How Insurance Bets Work
The opportunity for insurance wagers arise when the dealer draws a face-up ace; at this point, the dealer will go around the table and ask everybody if they want to take insurance. The insurance is in case the dealer receives a blackjack, and you put out half of your original bet as the insurance. Assuming the dealer does have a blackjack, you win 2-1 on your insurance wager.
To illustrate how this works, let’s say that you make a $10 bet, and the dealer shows an ace. You then take the offered insurance bet by laying another $5 out on the table. The dealer turns over his second card, which is a king, thus giving him a blackjack. In this event, you receive win $5 on your insurance bet ($10 total), but lose $10 since the dealer had a blackjack.
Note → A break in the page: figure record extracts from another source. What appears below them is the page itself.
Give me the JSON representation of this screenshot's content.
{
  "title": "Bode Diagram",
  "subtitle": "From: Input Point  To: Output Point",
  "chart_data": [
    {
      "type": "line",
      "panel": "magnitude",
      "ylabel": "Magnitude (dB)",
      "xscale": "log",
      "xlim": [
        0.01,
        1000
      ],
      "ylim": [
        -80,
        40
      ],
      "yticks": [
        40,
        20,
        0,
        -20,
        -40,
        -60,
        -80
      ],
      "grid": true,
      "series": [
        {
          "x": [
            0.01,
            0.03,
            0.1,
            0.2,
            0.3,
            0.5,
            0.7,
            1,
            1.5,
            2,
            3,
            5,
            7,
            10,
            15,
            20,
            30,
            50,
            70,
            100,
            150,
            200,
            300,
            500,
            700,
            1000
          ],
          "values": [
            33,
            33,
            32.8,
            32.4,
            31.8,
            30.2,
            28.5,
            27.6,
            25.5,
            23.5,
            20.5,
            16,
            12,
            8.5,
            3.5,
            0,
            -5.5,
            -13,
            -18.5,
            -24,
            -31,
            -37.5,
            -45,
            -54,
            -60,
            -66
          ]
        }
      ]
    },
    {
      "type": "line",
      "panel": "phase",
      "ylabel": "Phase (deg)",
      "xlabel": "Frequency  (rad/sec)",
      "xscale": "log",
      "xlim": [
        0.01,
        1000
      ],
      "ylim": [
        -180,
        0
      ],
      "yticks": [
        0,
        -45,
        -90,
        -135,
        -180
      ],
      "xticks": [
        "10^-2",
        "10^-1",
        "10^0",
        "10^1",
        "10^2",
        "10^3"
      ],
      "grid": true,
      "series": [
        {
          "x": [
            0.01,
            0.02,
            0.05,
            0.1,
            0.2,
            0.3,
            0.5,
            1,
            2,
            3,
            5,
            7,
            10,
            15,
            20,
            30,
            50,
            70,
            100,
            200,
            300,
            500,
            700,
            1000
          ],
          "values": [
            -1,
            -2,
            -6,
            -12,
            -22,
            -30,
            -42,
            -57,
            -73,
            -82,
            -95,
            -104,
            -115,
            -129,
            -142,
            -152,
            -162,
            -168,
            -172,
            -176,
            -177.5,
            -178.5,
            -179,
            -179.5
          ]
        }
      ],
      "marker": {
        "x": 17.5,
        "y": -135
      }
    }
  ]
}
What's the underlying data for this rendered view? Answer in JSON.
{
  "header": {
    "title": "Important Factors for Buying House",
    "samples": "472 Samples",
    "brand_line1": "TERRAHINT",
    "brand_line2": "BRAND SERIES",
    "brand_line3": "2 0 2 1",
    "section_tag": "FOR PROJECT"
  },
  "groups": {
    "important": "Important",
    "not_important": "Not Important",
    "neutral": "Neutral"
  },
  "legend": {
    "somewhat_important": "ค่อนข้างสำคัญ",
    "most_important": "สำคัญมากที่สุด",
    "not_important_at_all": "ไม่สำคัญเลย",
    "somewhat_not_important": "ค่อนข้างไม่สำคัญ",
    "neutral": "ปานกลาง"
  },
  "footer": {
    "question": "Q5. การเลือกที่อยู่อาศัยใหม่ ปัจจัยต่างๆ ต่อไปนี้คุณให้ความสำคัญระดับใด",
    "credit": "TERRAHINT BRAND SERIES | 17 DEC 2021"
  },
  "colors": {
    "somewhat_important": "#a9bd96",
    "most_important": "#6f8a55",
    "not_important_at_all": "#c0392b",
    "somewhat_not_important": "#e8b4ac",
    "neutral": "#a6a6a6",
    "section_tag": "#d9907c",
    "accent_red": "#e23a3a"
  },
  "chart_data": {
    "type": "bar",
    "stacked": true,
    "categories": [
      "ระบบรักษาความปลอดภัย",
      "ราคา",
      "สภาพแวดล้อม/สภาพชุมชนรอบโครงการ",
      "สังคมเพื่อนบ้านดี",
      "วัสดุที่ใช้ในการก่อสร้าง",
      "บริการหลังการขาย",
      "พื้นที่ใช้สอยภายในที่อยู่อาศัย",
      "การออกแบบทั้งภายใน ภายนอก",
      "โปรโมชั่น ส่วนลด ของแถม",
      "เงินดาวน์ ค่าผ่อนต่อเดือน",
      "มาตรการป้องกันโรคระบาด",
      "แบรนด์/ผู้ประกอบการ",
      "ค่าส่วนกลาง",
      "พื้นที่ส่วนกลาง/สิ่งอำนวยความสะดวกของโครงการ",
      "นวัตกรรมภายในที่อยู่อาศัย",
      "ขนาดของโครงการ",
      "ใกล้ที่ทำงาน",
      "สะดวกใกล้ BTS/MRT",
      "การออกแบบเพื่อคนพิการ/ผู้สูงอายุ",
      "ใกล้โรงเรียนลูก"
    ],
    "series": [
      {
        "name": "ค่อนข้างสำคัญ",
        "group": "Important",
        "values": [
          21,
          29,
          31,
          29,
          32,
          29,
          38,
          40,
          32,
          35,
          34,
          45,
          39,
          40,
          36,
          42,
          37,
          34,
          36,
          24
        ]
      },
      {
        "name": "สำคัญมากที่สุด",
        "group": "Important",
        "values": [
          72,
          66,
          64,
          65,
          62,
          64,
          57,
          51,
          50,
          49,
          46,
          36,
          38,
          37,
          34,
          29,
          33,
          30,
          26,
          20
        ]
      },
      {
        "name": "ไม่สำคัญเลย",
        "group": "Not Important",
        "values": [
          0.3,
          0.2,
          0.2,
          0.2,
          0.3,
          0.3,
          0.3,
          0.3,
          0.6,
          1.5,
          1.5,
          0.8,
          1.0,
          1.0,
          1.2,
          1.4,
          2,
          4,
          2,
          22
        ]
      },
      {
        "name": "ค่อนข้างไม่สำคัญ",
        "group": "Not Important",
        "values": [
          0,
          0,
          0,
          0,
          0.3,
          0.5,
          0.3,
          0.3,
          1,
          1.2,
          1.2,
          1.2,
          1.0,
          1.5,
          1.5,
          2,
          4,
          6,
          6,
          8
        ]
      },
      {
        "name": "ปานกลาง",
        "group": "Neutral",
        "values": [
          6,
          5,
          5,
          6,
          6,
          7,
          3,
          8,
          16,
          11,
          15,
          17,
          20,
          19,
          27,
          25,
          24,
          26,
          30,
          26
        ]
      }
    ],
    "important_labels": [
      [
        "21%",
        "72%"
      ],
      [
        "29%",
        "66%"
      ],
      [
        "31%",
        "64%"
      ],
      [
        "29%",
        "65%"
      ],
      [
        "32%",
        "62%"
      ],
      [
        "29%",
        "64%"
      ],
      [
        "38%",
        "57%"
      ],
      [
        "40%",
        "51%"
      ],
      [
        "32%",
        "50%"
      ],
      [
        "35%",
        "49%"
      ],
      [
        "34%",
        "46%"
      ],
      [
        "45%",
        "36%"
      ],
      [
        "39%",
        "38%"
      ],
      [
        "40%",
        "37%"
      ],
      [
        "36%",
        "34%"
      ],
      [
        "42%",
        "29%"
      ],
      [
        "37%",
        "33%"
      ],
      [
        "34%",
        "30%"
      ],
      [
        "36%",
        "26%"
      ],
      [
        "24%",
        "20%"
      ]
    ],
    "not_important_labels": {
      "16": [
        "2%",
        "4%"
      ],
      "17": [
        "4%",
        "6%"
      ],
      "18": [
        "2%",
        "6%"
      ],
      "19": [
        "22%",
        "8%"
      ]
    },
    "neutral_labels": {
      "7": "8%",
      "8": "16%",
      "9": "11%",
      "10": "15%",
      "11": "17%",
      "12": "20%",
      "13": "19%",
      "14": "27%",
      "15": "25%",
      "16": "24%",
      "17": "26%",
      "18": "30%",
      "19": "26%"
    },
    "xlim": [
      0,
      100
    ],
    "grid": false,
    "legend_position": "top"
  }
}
So basically, your overall bet was a push, and this doesn’t seem like such a bad deal so far.
Now, let us assume that the dealer didn’t have a natural blackjack; in this instance, you automatically lose the $5 insurance wager; however, you still have a chance to win the original $10 wager if your hand beats the dealer’s.
Why the Insurance Bet is Bad
Consult any source of blackjack strategy and they’ll tell you that insurance is bad. And the first thing you have to understand with this concept is exactly what insurance entails. Most players mistakenly assume that insurance is meant to protect their hand in the event that the dealer has a blackjack. But the reality is that insurance is merely a wager on the dealer having a natural blackjack.
The main number you want to concentrate on here is 9:4 odds – or rather, the odds against the dealer having a blackjack when they’re showing an ace is 9:4. To break this down further, let’s say you make $5 insurance bets 130 times; based on the 9:4 odds, you’d win your bet 40 times for $400 in total winnings ($10 total earnings X 40 bets). On the other hand, you’d lose 90 of these bets for $450 in total losses ($5 total losses X 90 bets). As you can see, this leaves you $50 in the hole, thus making it a bad bet overall.